En primer lugar, está la jefa del Estado, Dina Boluarte. A estas alturas, tras seis semanas de estallido social, la presidenta debería haber entendido que lo más favorable para su presidencia es encauzar las protestas en el marco democrático. Esto implica reconocer que es políticamente inviable consolidar un régimen legítimo sobre la base de más de 50 muertos y que para eso es necesario un cambio de estrategia para contener las protestas. Significa también comprender uno de los deberes fundamentales de todo puesto de elección popular: la rendición de cuentas frente a la ciudadanía, la obligación de atender demandas, en especial las de los que disienten de uno. En otras palabras, debe reconocer que, en estas horas desconcertantes, a la vez que se dan formas de protesta ilegítimas y vandálicas –soportadas por intereses ilegales y criminales– se producen también reclamos legítimos con demandas políticas muy claras como el pedido de su renuncia. Y que no se puede simplemente desestimar la opinión de miles de compatriotas que no la quieren ver en la Presidencia de la República.
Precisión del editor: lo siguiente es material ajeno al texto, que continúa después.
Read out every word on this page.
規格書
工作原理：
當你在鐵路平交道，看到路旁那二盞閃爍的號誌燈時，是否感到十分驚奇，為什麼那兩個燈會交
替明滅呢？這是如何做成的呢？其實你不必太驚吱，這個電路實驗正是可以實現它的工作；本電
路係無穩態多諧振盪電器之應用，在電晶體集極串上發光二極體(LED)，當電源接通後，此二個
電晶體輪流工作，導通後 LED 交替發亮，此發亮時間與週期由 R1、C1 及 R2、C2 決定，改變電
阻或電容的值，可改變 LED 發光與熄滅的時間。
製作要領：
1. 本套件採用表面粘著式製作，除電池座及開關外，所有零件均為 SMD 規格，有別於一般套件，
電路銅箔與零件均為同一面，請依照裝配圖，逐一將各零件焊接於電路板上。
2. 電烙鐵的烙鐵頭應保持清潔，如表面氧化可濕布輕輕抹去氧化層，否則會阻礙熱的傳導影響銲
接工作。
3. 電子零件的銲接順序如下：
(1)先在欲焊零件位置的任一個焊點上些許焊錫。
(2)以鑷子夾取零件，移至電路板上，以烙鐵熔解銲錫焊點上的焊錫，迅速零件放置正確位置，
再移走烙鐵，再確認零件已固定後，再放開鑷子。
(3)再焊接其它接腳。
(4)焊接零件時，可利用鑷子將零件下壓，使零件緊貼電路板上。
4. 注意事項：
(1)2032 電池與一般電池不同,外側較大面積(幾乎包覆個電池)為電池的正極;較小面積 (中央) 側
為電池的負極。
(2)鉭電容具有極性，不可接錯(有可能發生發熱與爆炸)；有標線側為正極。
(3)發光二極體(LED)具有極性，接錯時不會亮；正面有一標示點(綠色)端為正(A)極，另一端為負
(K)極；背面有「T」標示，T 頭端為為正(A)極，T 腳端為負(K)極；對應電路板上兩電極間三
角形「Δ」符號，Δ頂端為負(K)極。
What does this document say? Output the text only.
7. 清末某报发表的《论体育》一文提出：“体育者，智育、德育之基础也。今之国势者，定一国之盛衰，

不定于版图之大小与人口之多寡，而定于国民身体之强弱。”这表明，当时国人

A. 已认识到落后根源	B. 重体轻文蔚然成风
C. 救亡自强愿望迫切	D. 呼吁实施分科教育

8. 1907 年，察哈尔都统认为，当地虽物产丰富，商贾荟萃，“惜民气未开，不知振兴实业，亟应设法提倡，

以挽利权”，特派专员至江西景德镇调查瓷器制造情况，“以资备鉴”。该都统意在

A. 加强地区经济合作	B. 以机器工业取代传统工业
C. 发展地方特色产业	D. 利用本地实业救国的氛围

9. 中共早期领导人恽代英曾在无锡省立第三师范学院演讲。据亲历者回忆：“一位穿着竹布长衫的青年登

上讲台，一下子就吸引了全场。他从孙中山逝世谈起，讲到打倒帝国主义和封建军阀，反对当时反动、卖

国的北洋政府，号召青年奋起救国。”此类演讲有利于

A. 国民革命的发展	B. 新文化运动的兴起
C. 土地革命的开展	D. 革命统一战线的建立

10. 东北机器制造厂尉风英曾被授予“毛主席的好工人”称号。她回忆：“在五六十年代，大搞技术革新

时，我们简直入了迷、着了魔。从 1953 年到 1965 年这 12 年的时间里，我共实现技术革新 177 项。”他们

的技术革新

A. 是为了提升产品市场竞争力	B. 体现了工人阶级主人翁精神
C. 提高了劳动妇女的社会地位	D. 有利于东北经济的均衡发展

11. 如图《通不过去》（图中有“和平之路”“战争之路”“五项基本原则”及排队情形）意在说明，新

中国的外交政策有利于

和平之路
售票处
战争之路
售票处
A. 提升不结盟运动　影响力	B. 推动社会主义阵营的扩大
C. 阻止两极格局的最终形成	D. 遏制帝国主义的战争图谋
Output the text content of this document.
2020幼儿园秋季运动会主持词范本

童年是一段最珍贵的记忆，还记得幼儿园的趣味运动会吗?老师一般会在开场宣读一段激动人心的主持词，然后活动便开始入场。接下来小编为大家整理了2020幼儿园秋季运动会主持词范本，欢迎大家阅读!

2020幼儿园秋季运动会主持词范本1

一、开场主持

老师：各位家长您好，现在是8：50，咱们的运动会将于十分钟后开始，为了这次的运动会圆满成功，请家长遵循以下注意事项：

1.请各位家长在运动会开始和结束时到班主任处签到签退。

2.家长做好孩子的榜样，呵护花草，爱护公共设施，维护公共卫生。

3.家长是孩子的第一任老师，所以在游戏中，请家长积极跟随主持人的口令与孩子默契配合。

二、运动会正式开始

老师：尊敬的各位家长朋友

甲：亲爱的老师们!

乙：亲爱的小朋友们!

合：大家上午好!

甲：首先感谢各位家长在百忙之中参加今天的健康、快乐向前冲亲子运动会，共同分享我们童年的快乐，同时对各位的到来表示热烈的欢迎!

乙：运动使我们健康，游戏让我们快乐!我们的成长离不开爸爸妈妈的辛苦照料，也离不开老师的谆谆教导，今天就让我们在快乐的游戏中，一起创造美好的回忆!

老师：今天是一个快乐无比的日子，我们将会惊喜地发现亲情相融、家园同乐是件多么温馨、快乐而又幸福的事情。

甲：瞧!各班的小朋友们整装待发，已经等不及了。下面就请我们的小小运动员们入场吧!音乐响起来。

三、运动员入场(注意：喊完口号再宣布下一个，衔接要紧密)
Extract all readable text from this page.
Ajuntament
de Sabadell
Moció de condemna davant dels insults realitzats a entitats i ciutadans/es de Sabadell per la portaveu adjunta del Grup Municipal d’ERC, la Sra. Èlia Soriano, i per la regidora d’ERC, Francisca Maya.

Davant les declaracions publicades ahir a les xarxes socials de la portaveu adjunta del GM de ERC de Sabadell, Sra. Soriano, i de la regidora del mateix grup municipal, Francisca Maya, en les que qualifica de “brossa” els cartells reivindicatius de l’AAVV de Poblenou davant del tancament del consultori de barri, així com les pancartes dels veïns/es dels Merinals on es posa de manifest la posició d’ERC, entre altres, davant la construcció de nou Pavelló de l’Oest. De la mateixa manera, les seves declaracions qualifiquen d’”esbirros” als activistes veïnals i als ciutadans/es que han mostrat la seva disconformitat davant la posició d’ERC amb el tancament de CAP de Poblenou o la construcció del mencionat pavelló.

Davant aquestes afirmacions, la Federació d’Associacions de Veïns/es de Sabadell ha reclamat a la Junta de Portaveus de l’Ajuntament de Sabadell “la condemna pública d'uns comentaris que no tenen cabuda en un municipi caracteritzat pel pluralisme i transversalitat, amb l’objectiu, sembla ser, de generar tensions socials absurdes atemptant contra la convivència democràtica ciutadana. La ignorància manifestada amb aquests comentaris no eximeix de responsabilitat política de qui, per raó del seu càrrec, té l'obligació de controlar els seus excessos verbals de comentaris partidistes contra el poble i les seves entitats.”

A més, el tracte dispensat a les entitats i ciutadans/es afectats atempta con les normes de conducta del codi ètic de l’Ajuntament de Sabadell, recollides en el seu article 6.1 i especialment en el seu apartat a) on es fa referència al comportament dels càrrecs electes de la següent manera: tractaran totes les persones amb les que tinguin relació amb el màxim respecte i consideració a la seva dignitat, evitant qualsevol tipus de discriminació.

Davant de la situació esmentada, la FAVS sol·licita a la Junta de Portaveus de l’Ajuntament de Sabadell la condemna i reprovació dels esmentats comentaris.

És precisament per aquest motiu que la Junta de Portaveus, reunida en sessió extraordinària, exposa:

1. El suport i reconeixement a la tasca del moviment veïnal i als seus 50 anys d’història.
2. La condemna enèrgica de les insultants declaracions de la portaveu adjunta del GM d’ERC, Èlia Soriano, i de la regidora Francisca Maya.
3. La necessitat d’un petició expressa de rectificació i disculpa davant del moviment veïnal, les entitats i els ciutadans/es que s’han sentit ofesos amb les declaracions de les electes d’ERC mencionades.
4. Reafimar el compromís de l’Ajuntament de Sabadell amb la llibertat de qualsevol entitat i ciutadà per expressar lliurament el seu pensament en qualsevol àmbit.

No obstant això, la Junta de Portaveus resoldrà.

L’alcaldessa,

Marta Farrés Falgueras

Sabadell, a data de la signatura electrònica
Para la derecha legislativa, que se dice defensora de una economía de mercado y el estado de derecho, el reconocimiento de la necesidad democrática debería haberse asentado como lectura de su propia debilidad. Tras el fracaso político de la tesis del fraude del 2021 y el desprestigio que eso significó, las fuerzas de derecha deberían haber comprendido que si la presidenta cae no estarán en condiciones de liderar la transición hacia una nueva elección, pero serán los responsables, por aritmética parlamentaria, de elegir al nuevo presidente. Esto significa que el descontento y la rabia estarán sobre todo dirigidos a ellos, lo que complicará seriamente sus proyecciones electorales futuras. Les conviene –o convenía– sostener a Boluarte, pero no sobre una estrategia de mano dura que solo alimenta el fuego de la protesta. Deberían, más bien, buscar el adelanto electoral para el 2023, dejando en evidencia a la izquierda que busca condicionar el anticipo de la votación a la inclusión de la asamblea constituyente. Eso sería hacer política.
Para buena parte de la izquierda, que enarbola hace décadas la bandera de la constituyente, podría pensarse que la tesis de agudizar las contradicciones le es funcional para conseguir su ansiada transformación. Deberían, cuanto menos, matizar esa lectura. En primer lugar, no se puede descartar que el nivel de violencia y la extensión indefinida de la protesta haga que pierda apoyos, incluso entre sus propias bases sociales. Por otro lado, si algo debiera ilustrar el caso chileno, es que una asamblea constituyente no tiene por qué salir bien o ser un camino sencillo. Nada garantiza que con la polarización actual se pueda elegir una asamblea constituyente a su medida, y menos aprobar una constitución que transforme, en la dirección que la izquierda quiere, nuestra convivencia social y económica.
¿Qué tienen en común estos actores? Vivimos una paradoja. Podría pensarse que en un clima de polarización como el que nos encontramos deberían erigirse actores políticos fuertes, que representen a amplios sectores sociales. En vez, lo que tenemos es una polarización que convive con la fragmentación y el descrédito absoluto de la política y sus representantes. La presidenta es débil, el Congreso más aún, y las fuerzas de derecha y de izquierda son repudiadas. Hay un clamor creciente de que se vayan todos, pero cuando todos los actores son débiles y las instituciones públicas cosechan niveles tan bajos de apoyo, la democracia les ofrece a todos esos actores las mejores posibilidades de obtener al menos algo, y no perderlo todo.